Eine besondere Form sind in diesem Zusammenhang die sogenannten „Stolpersteine“. Der Künstler Gunter Demnig aus Köln entwickelte diese Idee im Jahre 1992. Am letzten Wohnort eines Opfers, sofern Name, Geburtsjahrgang, Todesort und -datum bekannt sind, kann ein solcher Stein verlegt werden. Diese Daten werden auf eine Messingplatte von etwa 10x10 cm eingeschlagen, mit einem Betonwürfel verbunden und an den entsprechenden Orten zu ebener Erde verlegt. Stolpersteine werden auch im Ausland installiert und bilden mit bisher zehntausenden Exemplaren das größte dezentrale Mahnmal der Welt.
In unserem Heimatort entstand eine zeitweilige Arbeitsgruppe, die auf der Basis von Zeitzeugenaussagen, bisherigen Veröffentlichungen und umfangreichen neuen Recherchen in Frage kommende Opfer ermittelte. An drei Stellen konnte nun für sieben Menschen aus Glienicke die Erinnerung wieder erweckt werden … sieben von 6 Millionen.
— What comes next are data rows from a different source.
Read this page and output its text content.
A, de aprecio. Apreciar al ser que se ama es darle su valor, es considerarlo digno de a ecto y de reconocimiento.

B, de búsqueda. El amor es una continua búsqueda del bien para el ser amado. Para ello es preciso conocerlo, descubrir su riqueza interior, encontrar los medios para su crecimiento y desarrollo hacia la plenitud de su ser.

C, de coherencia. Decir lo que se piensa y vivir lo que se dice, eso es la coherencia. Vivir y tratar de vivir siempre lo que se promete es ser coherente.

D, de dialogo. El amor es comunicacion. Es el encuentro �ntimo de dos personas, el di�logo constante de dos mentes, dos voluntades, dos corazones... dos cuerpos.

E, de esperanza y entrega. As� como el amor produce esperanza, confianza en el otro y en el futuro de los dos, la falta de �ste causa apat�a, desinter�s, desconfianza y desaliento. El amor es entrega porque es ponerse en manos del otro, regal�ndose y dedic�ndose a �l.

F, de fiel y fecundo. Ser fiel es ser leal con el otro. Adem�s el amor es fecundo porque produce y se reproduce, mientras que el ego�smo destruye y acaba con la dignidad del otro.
Die jüdische Familie Liebermann wohnte mit ihren drei Kindern in der Cäcilienstraße 1 (heute Tschaikowskistraße 1). Im Jahre 1942 wurden sie aus ihrem Haus abgeholt.
Max Moritz Liebermann, Jahrgang 1879
Martha Liebermann, Jahrgang 1890
Ernst Liebermann, Jahrgang 1923
Hannelore Liebermann, Jahrgang 1925
Ingeborg Liebermann, Jahrgang 1929
Ernst Liebermann wurde offenbar noch als Zwangsarbeiter selektiert und kam im Warschauer Ghetto ums Leben. Die übrige Familie wurde im Vernichtungslager Treblinka ermordet.
Die erste Stolpersteinverlegung in Glienicke fand für die Liebermanns am 20. Oktober 2014 an der Tschaikowskistraße 1 im Rahmen einer Gedenkveranstaltung im Beisein von Zeitzeugen, Medien und anderen statt.
Etwas weiteres Unfassbares und Gegenwärtiges kommt hinzu: Im Zeichen von wiederauflebendem Neonazismus, Antisemitismus und Rassenhass fand die Veranstaltung (siehe Bild unten) im Schutz der Polizei statt! Eine doppelte Mahnung an die Vergangenheit und die Gegenwart!
Eine ausführliche Darstellung zum Schicksal der Familie Liebermann als Zeitzeugenbericht vom Orts-Chronisten Joachim Kullmann findet man im 1. Band vom „Glienicker Bilderbogen“ (1. Auflage 2004, Seite 98 bis 102).